1. Dalla Chiesa di Sant Alessandro all Oratorio di Santa Felicita
La sezione finale del documento tratta della fase conclusiva della storia dell'edificio, segnata dalla transizione dalla dedicazione a Sant'Alessandro a quella a Santa Felicita. Questa evoluzione, documentata a partire dal 1359 con la comparsa della dicitura "in ecclesia S. Felicitatis", lascia aperte diverse questioni interpretative. La mancanza di dati archeologici specifici e la difficoltà delle ricerche archivistiche, accentuata dall'omonimia delle due parrocchie di Fara, rendono incerta la comprensione del processo di cambiamento. La nuova dedicazione rappresenta una svolta significativa nella storia dell'edificio, segnando una nuova fase nella sua vita e nel suo utilizzo all'interno della comunità. Il documento evidenzia il passaggio di denominazione e le difficoltà di indagine a causa di mancanza di documenti e di omonimie.
2. Lavori di Restauro e la Scuola del Santissimo Sacramento
La documentazione successiva al passaggio di denominazione, in particolare quella del XVI secolo, indica la presenza di lavori di restauro sull'edificio. Una visita di Gerolamo Regazzoni nel 1578 documenta l'esecuzione di lavori di riparazione alla cappella maggiore, descritti come interventi per rendere la struttura più robusta e idonea alle celebrazioni religiose. Il testo cita la "serraglia" e l'apertura degli altari, indicando che l'edificio non era più in rovina, ma restaurato e di nuovo utilizzabile. L'affidamento dell'edificio alla Scuola del Santissimo Sacramento tra il 1555 e il 1564 potrebbe essere correlato a questi lavori di ripristino, indicando un nuovo utilizzo per lo spazio. L'analisi di questi interventi mostra la volontà di preservare e riutilizzare l'edificio, adattandolo alle necessità della comunità. La Scuola del Santissimo Sacramento, istituita alcuni anni prima dei lavori, sembra aver avuto un ruolo fondamentale nel processo di riqualificazione e riutilizzo dell'oratorio di Santa Felicita.

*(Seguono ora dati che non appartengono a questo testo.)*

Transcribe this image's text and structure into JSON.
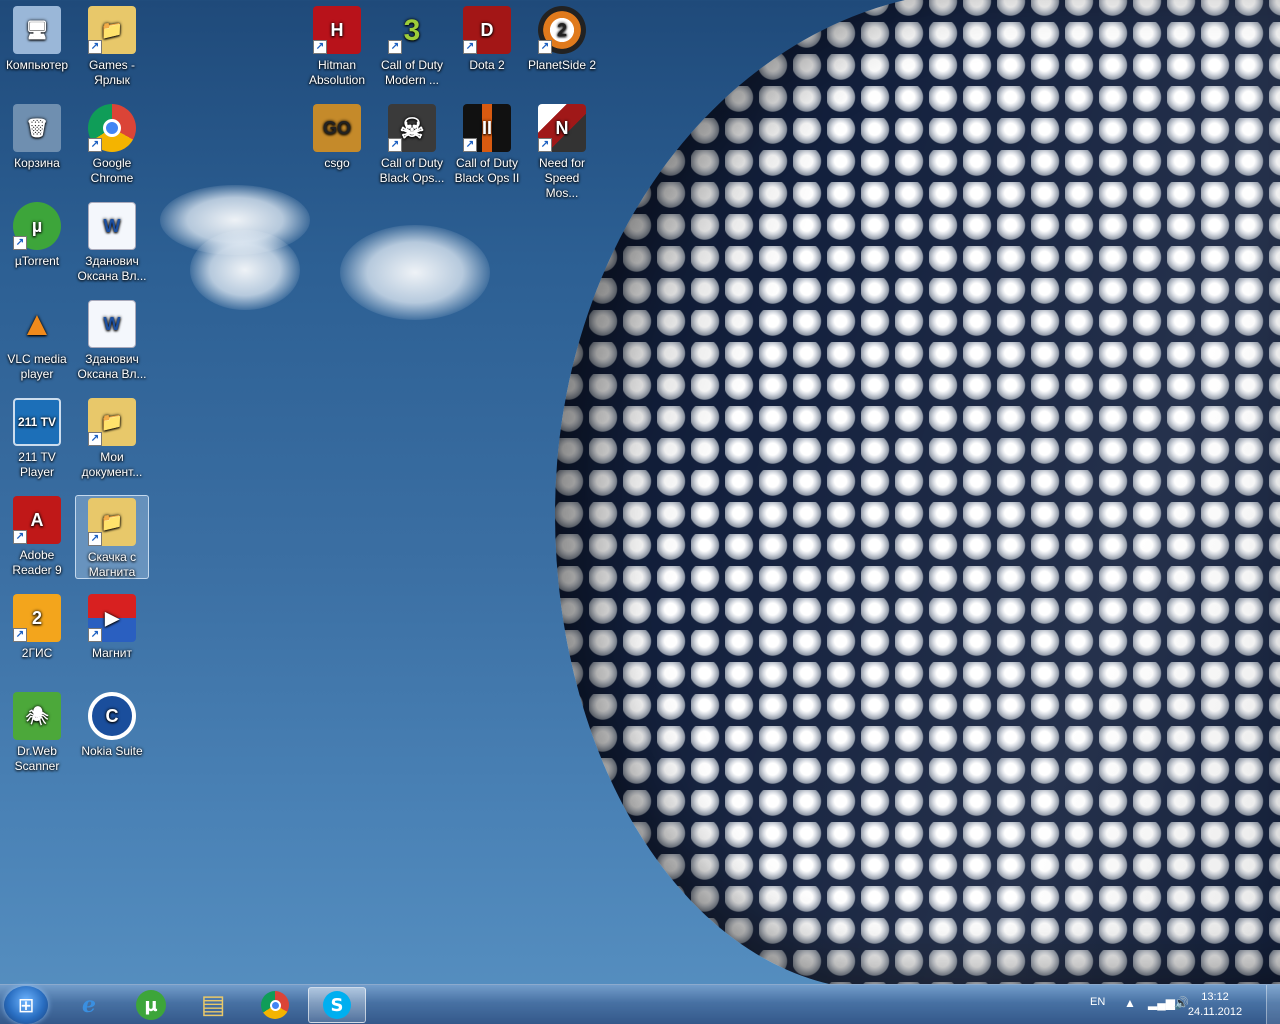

3. Documentazione del XVIII Secolo e la Conclusione
La documentazione del XVIII secolo è scarsa. Un elemento significativo è una lettera del 1700 da Santo Saiguini, parroco di Fara, al vescovo Luigi Ruzzini, che cita la costruzione di un portico sul lato settentrionale dell'oratorio, oggi scomparso. Il portico è rappresentato anche nelle mappe del Catasto Teresiano del 1722. La menzione del portico, anche se oggi non più esistente, fornisce un'ulteriore informazione sull'aspetto e sulla funzionalità dell'oratorio nel corso del tempo. La presenza del portico sul lato nord dell'edificio, documentata anche da mappe cartografiche, suggerisce un utilizzo dell'area esterna e una connessione tra lo spazio interno ed esterno dell'oratorio. La lettera di Santo Saiguini al vescovo Luigi Ruzzini rappresenta una testimonianza diretta dell'aspetto e del funzionamento dell'oratorio nel XVIII secolo.